Detect broken PDF files before or after PDF Optimization

Q:

Using ‘PDF Optimizer Add-on’ in PDFNet we implemented a solution for our customer that shrinks & optimizes images in PDF files.
It works generally fine, but the previous days our customer was facing a strange situation. PDF Optimizer library generated an optimized PDF file (original PDF file was normal with no errors) with some blank pages and other pages which seemed like they were corrupted (or at least they displayed as blank pages in Acrobat Reader).

It’s very important for us to have a way to check the validity / quality of the generated optimized PDF files in order to avoid similar cases in the future. What are our options for this using PDFNet SDK?

A:

This type of issues typically occur when you are dealing with corrupt/damaged PDF files. We are also constantly improving PDFNet capability to deal with malformed files. You can try the latest unofficial version to find out whether it helps with files you are dealing with

Unfortunately it is technically impossible to support every corrupt file. If the above build does not help, could you please share a sample input/output file and we will take a look at it.

Btw. there are couple of things you can do to make sure that optimization process does not expose any errors:

a) If doc.IsModified() returns true after the original file is opened, it means that the file is corrupt. In this case you may want to flag the file and skip the optimization (https://groups.google.com/d/msg/pdfnet-sdk/Bscvecad6As/Xu0F4bSh1hoJ). Unfortunately there are corrupt files for which IsModified() does not return true, so it is not a full proof ‘validation’ method.
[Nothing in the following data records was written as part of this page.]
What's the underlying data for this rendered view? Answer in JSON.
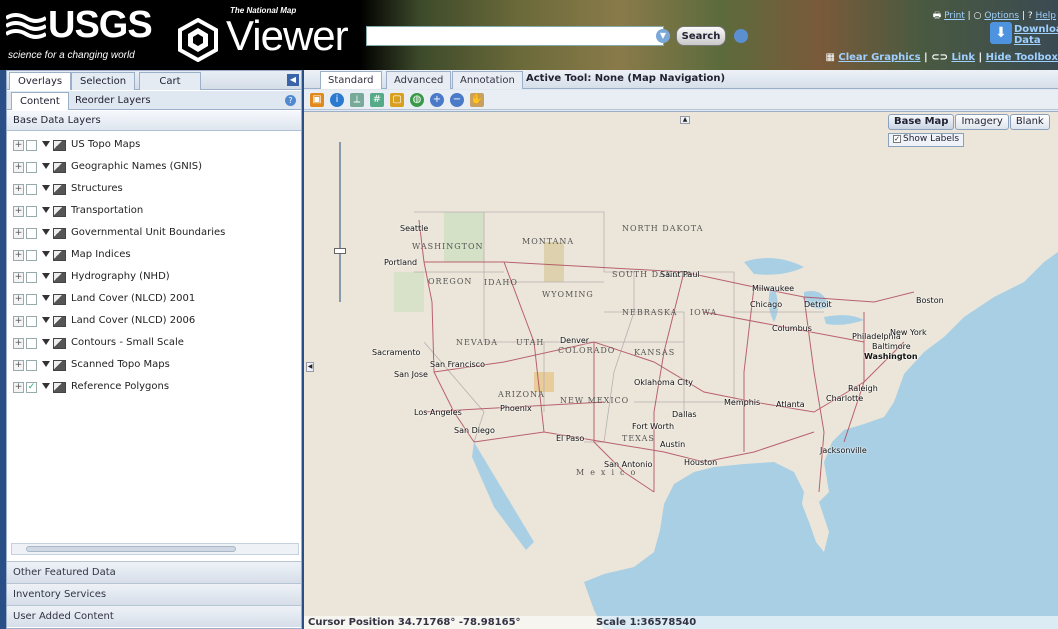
{
  "header": {
    "usgs_logo": "USGS",
    "usgs_tagline": "science for a changing world",
    "viewer_subtitle": "The National Map",
    "viewer_title": "Viewer",
    "search_placeholder": "",
    "search_button": "Search",
    "links": {
      "print": "Print",
      "options": "Options",
      "help": "Help"
    },
    "download": {
      "line1": "Download",
      "line2": "Data"
    },
    "bottom_links": {
      "clear_graphics": "Clear Graphics",
      "link": "Link",
      "hide_toolbox": "Hide Toolbox"
    }
  },
  "left_panel": {
    "tabs": [
      "Overlays",
      "Selection",
      "Cart"
    ],
    "subtabs": [
      "Content",
      "Reorder Layers"
    ],
    "section_title": "Base Data Layers",
    "layers": [
      {
        "label": "US Topo Maps",
        "checked": false
      },
      {
        "label": "Geographic Names (GNIS)",
        "checked": false
      },
      {
        "label": "Structures",
        "checked": false
      },
      {
        "label": "Transportation",
        "checked": false
      },
      {
        "label": "Governmental Unit Boundaries",
        "checked": false
      },
      {
        "label": "Map Indices",
        "checked": false
      },
      {
        "label": "Hydrography (NHD)",
        "checked": false
      },
      {
        "label": "Land Cover (NLCD) 2001",
        "checked": false
      },
      {
        "label": "Land Cover (NLCD) 2006",
        "checked": false
      },
      {
        "label": "Contours - Small Scale",
        "checked": false
      },
      {
        "label": "Scanned Topo Maps",
        "checked": false
      },
      {
        "label": "Reference Polygons",
        "checked": true
      }
    ],
    "accordion": [
      "Other Featured Data",
      "Inventory Services",
      "User Added Content"
    ]
  },
  "map_panel": {
    "tabs": [
      "Standard",
      "Advanced",
      "Annotation"
    ],
    "active_tool": "Active Tool: None (Map Navigation)",
    "basemap_buttons": [
      "Base Map",
      "Imagery",
      "Blank"
    ],
    "show_labels": "Show Labels",
    "cursor_position": "Cursor Position 34.71768° -78.98165°",
    "scale": "Scale 1:36578540",
    "states": [
      "NORTH DAKOTA",
      "MONTANA",
      "WASHINGTON",
      "OREGON",
      "IDAHO",
      "WYOMING",
      "SOUTH DAKOTA",
      "NEBRASKA",
      "IOWA",
      "NEVADA",
      "UTAH",
      "COLORADO",
      "KANSAS",
      "ARIZONA",
      "NEW MEXICO",
      "TEXAS",
      "Mexico"
    ],
    "cities": [
      "Seattle",
      "Portland",
      "Sacramento",
      "San Francisco",
      "San Jose",
      "Los Angeles",
      "San Diego",
      "Phoenix",
      "Denver",
      "El Paso",
      "Fort Worth",
      "Dallas",
      "Austin",
      "San Antonio",
      "Houston",
      "Oklahoma City",
      "Saint Paul",
      "Milwaukee",
      "Chicago",
      "Detroit",
      "Columbus",
      "Memphis",
      "Atlanta",
      "Charlotte",
      "Raleigh",
      "Washington",
      "Baltimore",
      "Philadelphia",
      "New York",
      "Boston",
      "Jacksonville"
    ]
  },
  "colors": {
    "header_bg": "#000000",
    "link": "#9fd0ff",
    "panel_border": "#9bb0c8",
    "water": "#a9cfe4",
    "land": "#ece6da",
    "road": "#b04a5a"
  }
}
Believe it or not, to this day there is no way to say whether a PDF files is completely valid and free from defects (http://blog.pdftron.com/2013/09/05/all-about-pdfa/).

b) After optimizing the file you can perform some checks:

  • Verify that both original & final document have the same number of pages.

  • Use PDFDraw (http://www.pdftron.com/pdfnet/samplecode.html#PDFDraw) to render a random sample of pages from source & destination file and use image diff (e.g. imagemagick dot org/Usage/compare) to automatically identify any mismatches.